Минск, Москва: Полифакт, 1995.
Картинка детства
Работая локтями, мы бежали, —
кого-то люди били на базаре.
Как можно было это просмотреть!
Спеша на гвалт, мы прибавляли ходу,
зачерпывая валенками воду
и сопли забывали утереть.
И замерли. В сердчишках что-то сжалось,
когда мы увидали, как сужалось
кольцо тулупов, дох и капелюх,
как он стоял у овощного ряда,
вобравши в плечи голову от града
тычков, пинков, плевков и оплеух.
Вдруг справа кто-то в санки дал с оттяжкой.

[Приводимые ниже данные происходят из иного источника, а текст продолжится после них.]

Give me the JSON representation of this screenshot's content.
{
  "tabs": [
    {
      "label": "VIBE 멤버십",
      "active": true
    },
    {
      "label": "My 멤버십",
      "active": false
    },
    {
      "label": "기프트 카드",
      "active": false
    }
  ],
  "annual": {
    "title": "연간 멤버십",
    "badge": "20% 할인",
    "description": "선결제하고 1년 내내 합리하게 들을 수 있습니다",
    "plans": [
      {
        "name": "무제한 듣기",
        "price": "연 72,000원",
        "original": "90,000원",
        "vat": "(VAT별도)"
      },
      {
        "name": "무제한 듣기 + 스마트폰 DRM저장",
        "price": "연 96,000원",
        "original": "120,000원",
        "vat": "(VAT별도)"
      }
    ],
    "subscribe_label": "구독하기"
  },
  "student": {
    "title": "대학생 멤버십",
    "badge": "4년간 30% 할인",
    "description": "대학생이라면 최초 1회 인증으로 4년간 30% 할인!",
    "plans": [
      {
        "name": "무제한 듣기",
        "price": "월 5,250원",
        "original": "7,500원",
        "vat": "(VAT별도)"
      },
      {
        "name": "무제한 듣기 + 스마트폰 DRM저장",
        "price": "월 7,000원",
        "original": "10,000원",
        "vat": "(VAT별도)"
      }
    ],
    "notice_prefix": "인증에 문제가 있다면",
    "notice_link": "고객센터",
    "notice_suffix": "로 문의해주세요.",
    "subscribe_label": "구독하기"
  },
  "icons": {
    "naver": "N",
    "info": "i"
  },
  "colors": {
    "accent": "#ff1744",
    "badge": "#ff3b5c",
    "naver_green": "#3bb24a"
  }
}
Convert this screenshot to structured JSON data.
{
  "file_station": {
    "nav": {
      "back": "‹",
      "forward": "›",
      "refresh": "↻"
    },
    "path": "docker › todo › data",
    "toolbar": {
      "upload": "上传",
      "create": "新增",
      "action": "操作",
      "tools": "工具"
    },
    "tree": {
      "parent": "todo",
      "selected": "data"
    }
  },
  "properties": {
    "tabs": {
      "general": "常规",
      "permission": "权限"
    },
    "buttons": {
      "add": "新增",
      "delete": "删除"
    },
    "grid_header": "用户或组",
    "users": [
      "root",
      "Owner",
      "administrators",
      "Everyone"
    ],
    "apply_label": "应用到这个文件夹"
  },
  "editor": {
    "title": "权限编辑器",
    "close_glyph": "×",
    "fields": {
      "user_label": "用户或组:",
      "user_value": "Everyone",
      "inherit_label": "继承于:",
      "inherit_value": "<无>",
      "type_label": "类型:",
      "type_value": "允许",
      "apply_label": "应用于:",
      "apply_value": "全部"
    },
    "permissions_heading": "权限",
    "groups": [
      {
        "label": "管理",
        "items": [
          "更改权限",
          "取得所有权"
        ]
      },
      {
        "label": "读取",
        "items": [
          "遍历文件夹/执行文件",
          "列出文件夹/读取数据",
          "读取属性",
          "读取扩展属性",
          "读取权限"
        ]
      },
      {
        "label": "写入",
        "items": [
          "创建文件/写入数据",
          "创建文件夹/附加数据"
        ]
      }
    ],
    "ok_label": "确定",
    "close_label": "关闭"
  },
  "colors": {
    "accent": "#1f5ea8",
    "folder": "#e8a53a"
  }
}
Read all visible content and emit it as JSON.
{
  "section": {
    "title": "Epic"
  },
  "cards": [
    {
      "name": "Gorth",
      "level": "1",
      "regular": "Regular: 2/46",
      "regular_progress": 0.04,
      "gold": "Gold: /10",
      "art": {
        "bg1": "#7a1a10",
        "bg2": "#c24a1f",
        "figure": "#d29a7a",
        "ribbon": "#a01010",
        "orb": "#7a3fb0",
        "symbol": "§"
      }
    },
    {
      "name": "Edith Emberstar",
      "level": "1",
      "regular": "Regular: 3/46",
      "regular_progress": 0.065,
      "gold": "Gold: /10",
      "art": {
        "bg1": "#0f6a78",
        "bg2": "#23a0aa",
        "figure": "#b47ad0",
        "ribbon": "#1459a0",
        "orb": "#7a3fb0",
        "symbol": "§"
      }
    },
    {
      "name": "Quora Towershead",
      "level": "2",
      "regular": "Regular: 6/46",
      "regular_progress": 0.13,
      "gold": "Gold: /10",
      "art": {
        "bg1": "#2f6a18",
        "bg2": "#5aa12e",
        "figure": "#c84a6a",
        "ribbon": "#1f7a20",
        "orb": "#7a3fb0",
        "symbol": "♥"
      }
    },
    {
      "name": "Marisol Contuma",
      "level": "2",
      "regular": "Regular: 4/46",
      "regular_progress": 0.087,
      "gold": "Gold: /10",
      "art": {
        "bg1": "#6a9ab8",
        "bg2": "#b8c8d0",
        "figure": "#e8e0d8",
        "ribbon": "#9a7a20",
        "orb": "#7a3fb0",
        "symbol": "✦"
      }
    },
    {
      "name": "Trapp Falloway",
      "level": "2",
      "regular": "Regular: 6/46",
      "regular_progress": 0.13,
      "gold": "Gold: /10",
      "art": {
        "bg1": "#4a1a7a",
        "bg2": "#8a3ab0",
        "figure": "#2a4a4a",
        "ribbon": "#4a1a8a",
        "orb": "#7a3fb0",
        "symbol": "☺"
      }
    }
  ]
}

Вдруг слева залепили в лоб ледяшкой.
Кровь появилась. И пошло всерьез.
Все вздыбились. Все скопом завизжали,
обрушившись дрекольем и вожжами,
железными штырями от колес.
Зря он хрипел им: «Братцы, что вы, братцы…» —
толпа сполна хотела рассчитаться,
толпа глухою стала, разъярясь.
Толпа на тех, кто плохо бил, роптала,
и нечто, с телом схожее, топтала
в снегу весеннем, превращенном в грязь.
Со вкусом били. С выдумкою. Сочно.
Я видел, как сноровисто и точно
лежачему под самый-самый дых,
извожены в грязи, в навозной жиже,
всё добавляли чьи-то сапожищи,
с засаленными ушками на них.
Их обладатель – парень с честной мордой
и честностью своею страшно гордый —
все бил да приговаривал: «Шалишь!…»
Бил с правотой уверенной, весомой,
и, взмокший, раскрасневшийся, веселый,
он крикнул мне: «Добавь и ты, малыш!»
Не помню, сколько их, галдевших, било.
Быть может, сто, быть может, больше было,
но я, мальчишка, плакал от стыда.
И если сотня, воя оголтело,
кого-то бьет,– пусть даже и за дело! —
сто первым я не буду никогда!
1963
Евгений Евтушенко. Идут белые снеги.
Москва, «Художественная Литература», 1969.